Guerra por território

Pelos muros e becos de favelas do CV e do Terceiro Comando Puro (TCP), os avisos estão por todos os lados: “Tá palmeado” (monitorado)”. Além de mostrar audácia contra os policiais, os bandidos também travam uma intensa guerra por território.

“É claro que eles estão sendo orientados por gente de fora e a migração é realidade. Aqui sempre teve uma coisinha ou outra, mas nunca bandido querendo peitar a polícia. Foi a primeira vez que vimos ônibus sendo queimados e uma audácia nas ruas”, disse a jornalista e professora Renata Cristiane, que acompanha de perto os acontecimentos na cidade.

Segundo o comandante do batalhão, apesar da migração, o tráfico local ainda comanda as ações na cidade da Região dos Lagos. “Cerca de 80% de nossas prisões ainda são de filhos da terra. O que começa a ser novidade é a quantidade de apreensões de fuzis, embora já soubéssemos da existência”.

Tensão perto de batalhão e delegacia

Cercada por favelas planas, Cabo Frio vive dias de tensão em todos os bairros. Até mesmo no Centro, em ruas próximas ao batalhão e à delegacia, o clima de insegurança tem alterado o cenário. Na maioria das casas da região é possível observar sistemas de segurança.

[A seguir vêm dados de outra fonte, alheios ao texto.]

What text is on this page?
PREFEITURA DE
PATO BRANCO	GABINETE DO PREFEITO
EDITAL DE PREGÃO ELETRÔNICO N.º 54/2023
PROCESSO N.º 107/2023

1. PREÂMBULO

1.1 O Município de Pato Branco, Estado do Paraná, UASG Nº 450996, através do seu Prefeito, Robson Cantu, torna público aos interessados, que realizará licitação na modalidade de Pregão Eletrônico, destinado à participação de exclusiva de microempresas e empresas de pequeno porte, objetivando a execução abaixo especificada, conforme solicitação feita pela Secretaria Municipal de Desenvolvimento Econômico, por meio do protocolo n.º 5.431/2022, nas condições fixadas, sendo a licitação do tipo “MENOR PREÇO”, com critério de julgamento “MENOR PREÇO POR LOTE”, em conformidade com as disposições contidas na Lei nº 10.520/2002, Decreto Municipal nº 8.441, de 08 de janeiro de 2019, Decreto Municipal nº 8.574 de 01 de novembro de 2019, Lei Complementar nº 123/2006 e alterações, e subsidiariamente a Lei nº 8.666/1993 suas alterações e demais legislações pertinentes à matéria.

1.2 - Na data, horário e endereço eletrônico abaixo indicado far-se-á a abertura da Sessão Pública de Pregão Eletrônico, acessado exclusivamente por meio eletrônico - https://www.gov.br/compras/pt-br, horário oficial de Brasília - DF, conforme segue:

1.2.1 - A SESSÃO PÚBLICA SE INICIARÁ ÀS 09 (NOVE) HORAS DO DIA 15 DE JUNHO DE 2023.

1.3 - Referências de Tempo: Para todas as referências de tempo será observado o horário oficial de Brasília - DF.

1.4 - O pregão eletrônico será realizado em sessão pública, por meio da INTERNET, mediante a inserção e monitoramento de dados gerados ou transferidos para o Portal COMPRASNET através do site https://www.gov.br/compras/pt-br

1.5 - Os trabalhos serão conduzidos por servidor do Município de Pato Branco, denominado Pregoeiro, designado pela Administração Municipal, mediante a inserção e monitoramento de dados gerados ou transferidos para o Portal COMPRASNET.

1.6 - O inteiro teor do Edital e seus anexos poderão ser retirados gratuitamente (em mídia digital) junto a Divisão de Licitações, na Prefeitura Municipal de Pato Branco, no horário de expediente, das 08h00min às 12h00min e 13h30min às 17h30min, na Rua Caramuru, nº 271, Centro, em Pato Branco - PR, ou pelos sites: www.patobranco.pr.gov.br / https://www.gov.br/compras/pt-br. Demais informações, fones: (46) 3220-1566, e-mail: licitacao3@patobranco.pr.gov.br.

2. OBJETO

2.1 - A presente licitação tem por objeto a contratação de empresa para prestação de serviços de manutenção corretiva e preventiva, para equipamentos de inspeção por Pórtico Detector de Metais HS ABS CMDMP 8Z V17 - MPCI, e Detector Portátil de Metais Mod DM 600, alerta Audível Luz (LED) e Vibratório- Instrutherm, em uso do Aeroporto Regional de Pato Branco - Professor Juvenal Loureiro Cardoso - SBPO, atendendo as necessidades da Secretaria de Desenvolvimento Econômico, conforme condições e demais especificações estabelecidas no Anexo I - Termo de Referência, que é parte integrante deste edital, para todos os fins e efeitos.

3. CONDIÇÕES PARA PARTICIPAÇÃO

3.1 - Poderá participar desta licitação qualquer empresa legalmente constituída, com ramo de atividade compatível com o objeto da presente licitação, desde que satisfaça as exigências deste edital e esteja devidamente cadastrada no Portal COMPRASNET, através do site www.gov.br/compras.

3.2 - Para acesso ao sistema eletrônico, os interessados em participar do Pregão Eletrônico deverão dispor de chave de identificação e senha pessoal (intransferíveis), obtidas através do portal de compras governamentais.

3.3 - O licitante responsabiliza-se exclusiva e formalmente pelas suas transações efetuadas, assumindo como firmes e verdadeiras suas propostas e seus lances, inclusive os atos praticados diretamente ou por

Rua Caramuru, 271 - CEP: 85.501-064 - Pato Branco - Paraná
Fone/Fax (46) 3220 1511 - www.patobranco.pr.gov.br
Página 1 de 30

Entre câmeras de vigilância e cercas elétricas, a tendência é utilizar todas as ferramentas disponíveis para aumentar o nível de proteção.

“Agora mesmo iremos gastar mais R$ 1,5 mil em câmeras externas. Tem que ser assim, pois os boatos se espalham e ficamos com medo. Nunca vi Cabo Frio tão perigosa”, lamentou Carla Beatriz Ferreira, 43. A preocupação da dona de casa teve início após uma tentativa de furto no imóvel. “Quando chegamos o portão estava danificado, como se alguém tivesse tentado entrar”.

Ônibus queimados, banco depredado e troca de tiros

No domingo passado, Cabo Frio e São Pedro da Aldeia foram cenário da revolta dos bandidos. Ônibus foram incendidos e uma agência bancária, depredada. No sábado, quatro bandidos foram mortos na Favela do Lixo, no Bairro Manoel Corrêa, segundo a polícia, enquanto planejavam a libertar um criminoso, conhecido como Beiço, que havia sido preso algumas horas antes na 126ª DP (Cabo Frio).

Policiais apreenderam fuzis e pistolas usados pelos bandidosDivulgação

“Eles tinham o plano de invadir a delegacia. Fomos até o local e os surpreendemos. Foi muito tiro. Eram de 15 a 20 bandidos fortemente armados. Só que, mais uma vez, eles levaram a pior. E se aproveitando da eleição e do efetivo do batalhão dividido, queimaram ônibus”, informou o sargento Américo, um dos PMs que lideraram a guarnição que estava no confronto.

Três fuzis, uma pistola com seletor de rajada e drogas foram apreendidos com os criminosos. Em um áudio gravado por um morador da Favela do Lixo é possível escutar intensa troca de tiros por mais de 10 minutos. “Após casos assim eles tentam dominar a população propagando a onda de pânico”, explicou o sargento.